Book Review: James Edwards, Between the Swastika and the Sickle: The Life, Disappearance, and Execution of Ernst Lohmeyer

Edwards, James R. Between the Swastika and the Sickle: The Life, Disappearance, and Execution of Ernst Lohmeyer. Grand Rapids, Mich.: Eerdmans, 2019. 341 pp. Hb; $30.   Link to Eerdmans

James Edwards is a New Testament scholar with major commentaries on the Gospels of Mark (2001) and Luke (2015) in the Pillar New Testament Commentary series and Romans in the New International Biblical Commentary (1992). Between the Swastika and the Sickle recounts Edwards’s fascination with a “baffling reference” in the introduction to Lohmeyer’s German commentary on Mark in the Meyer Commentary (first published in 1936). Edwards read the 1967 edition which included a fifty page Ergänzungsheft (a short supplement updating the original commentary) written by Gerhard Sass in 1950. Sass enigmatically says Lohmeyer was not able to update the commentary himself because “a higher power carried him off to a still-unresolved fate” (p. 8). Edwards could find nothing on this “unresolved fate” but remained fascinated with the mystery after he completed his PhD and began his first teaching assignment in North Dakota. In the late 1970s he became active in a ministry which supported believers in East Germany and found himself in Greifswald where he learned Lohmeyer was executed by the communists as an enemy of the state. Over the next twenty years Edwards continued to research Lohmeyer’s life, resulting in a 1996 article on Lohmeyer in the journal Evangelische Theologie and this new book, Between the Swastika and the Sickle.

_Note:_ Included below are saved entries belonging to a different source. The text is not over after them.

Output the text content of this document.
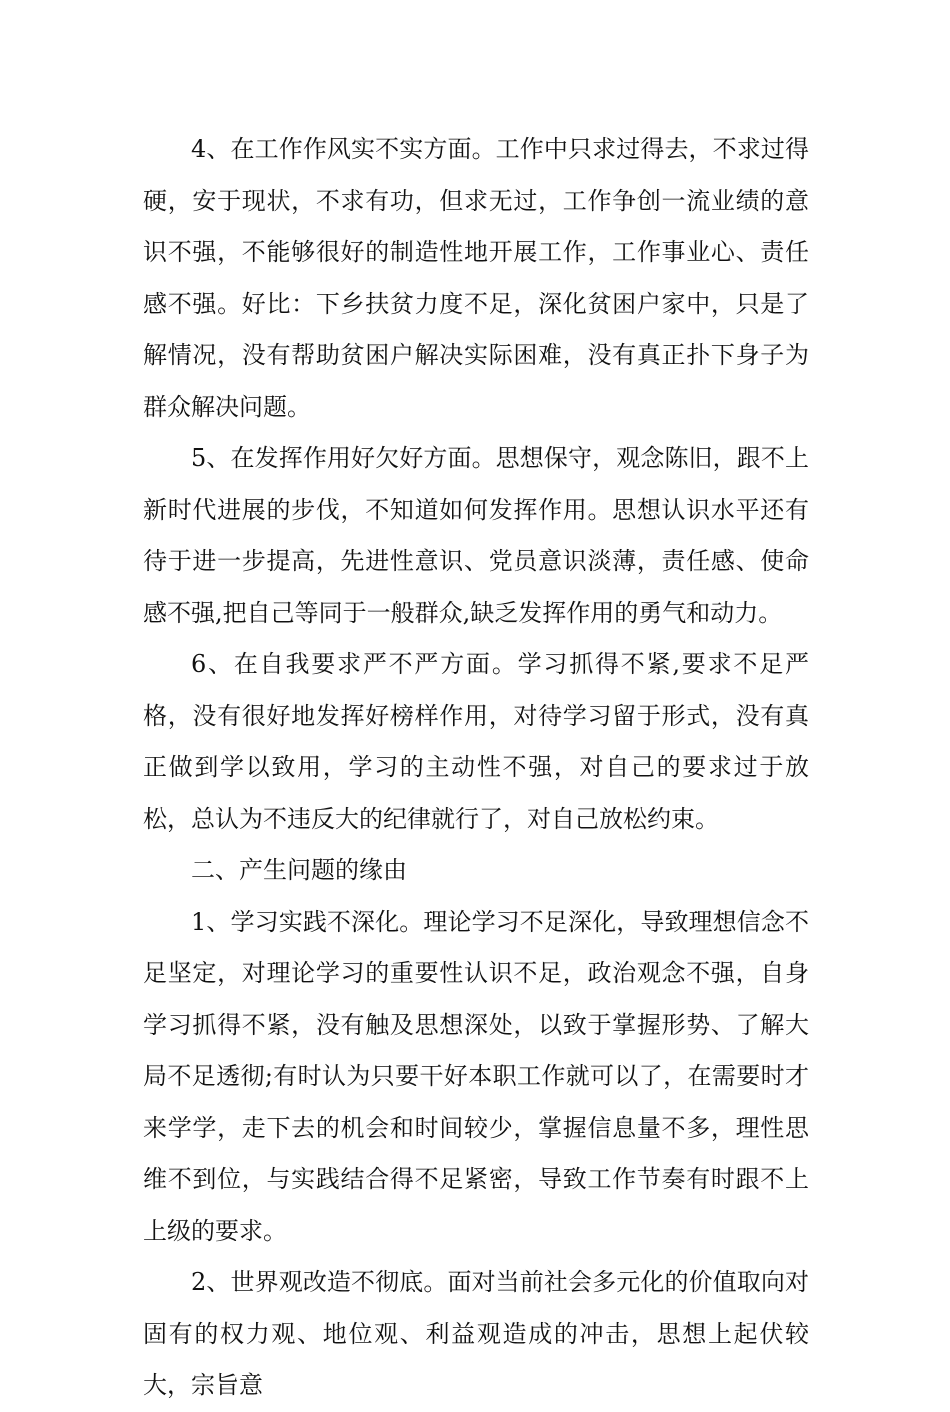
4、在工作作风实不实方面。工作中只求过得去，不求过得硬，安于现状，不求有功，但求无过，工作争创一流业绩的意识不强，不能够很好的制造性地开展工作，工作事业心、责任感不强。好比：下乡扶贫力度不足，深化贫困户家中，只是了解情况，没有帮助贫困户解决实际困难，没有真正扑下身子为群众解决问题。

5、在发挥作用好欠好方面。思想保守，观念陈旧，跟不上新时代进展的步伐，不知道如何发挥作用。思想认识水平还有待于进一步提高，先进性意识、党员意识淡薄，责任感、使命感不强,把自己等同于一般群众,缺乏发挥作用的勇气和动力。

6、在自我要求严不严方面。学习抓得不紧,要求不足严格，没有很好地发挥好榜样作用，对待学习留于形式，没有真正做到学以致用，学习的主动性不强，对自己的要求过于放松，总认为不违反大的纪律就行了，对自己放松约束。

二、产生问题的缘由

1、学习实践不深化。理论学习不足深化，导致理想信念不足坚定，对理论学习的重要性认识不足，政治观念不强，自身学习抓得不紧，没有触及思想深处，以致于掌握形势、了解大局不足透彻;有时认为只要干好本职工作就可以了，在需要时才来学学，走下去的机会和时间较少，掌握信息量不多，理性思维不到位，与实践结合得不足紧密，导致工作节奏有时跟不上上级的要求。

2、世界观改造不彻底。面对当前社会多元化的价值取向对固有的权力观、地位观、利益观造成的冲击，思想上起伏较大，宗旨意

Who was Ernst Lohmeyer? Lohmeyer (1890-1946) was a prominent German New Testament scholar who resisted the Nazis before World War II. Edward’s description of Lohmeyer’s academic output before and during World War I is impressive. Unfortunately, very little of Lohmeyer’s work has been translated into English. Had his life not been cut short, his scholarly reputation may have risen to the level of other German scholars such as Rudolf Bultmann.

Edwards traces Lohmeyer’s life as a scholar and pastor, focusing especially on his years at the University of Breslau (now Wrocław, Poland). Edwards does include many of the details one expects in a biography, but he is more interested in Lohmeyer’s intellectual development. He briefly summarizes Lohmeyer’s many publications and tracks his relationship with other intellectual movements in Germany between the wars.

Lohmeyer’s opposition to Nazism and anti-Semitism is the important element of the book. While at Breslau Lohmeyer publically clashed with both university administration and students over the treatment of Jewish professors and the developing Ungeist (antispirit) of National Socialism. Lohmeyer wrote to Martin Buber in 1933 that “the Christian faith is only Christian as long as it retains in its heart the Jewish faith”

In 1933 Gustav Walz, a “staunch National Socialist” according to Edwards, was appointed president of the university. After several clashes with the administration, Walz wrote to the minister of science, art and public education demanding the unconditional dismissal of Lohmeyer. The student body also demanded his immediate termination. As a result of his anti-Nazi activity, Lohmeyer lost his professorship at Breslau and was transferred to University of Greifswald. Although far less prestigious, than Breslau Lohmeyer continued to opposed Nazism while producing solid academic work.

During World War II Lohmeyer served in the Wehrmacht as an officer on the German East front 1939 to 1943. As Edwards narrates this period of his life, Lohmeyer was put into an impossible situation. He was German officer on the Eastern front, but also a Christian opposed to the war and the government which waged the war. He had to balance being a commander and helping those who were deeply affected by the ravages of war. By Edwards accounting, Lohmeyer was not guilty of any war crimes even if he was haunted by his participation in the war.

After the war Lohmeyer was selected as president of University of Greifswald now in the communist German Democratic Republic. He worked tirelessly to re-open the university after the war and thought he was relatively safe since he supported the city of Greifswald’s capitulation to the Russians at the end of the war. To his great shock, he was arrested on the eve of the re-opening of the university and executed on September 19, 1946 after several months in Soviet custody. Although his death was not confirmed by the Soviets until 1957 and his case was not rehabilitated by the Russian government until 1996.

Edwards’s account of the mystery of Lohmeyer’s death in a compelling and engaging fashion. He includes several personal stories and reflections on his own journey tracking down the truth about Lohmeyer. Lohmeyer’s stand against Nazism and anti-Semitism is an important challenge in the present climate of Western Christianity. Christian theologians and biblical scholars must stand up against anti-biblical trends in the culture even though it costs them prestige. I highly recommend this book to anyone interested in the struggle of faithful Christians against National socialism and the anti-Semitism of the Nazis. Sadly, this book is still relevant in the early twenty-first century.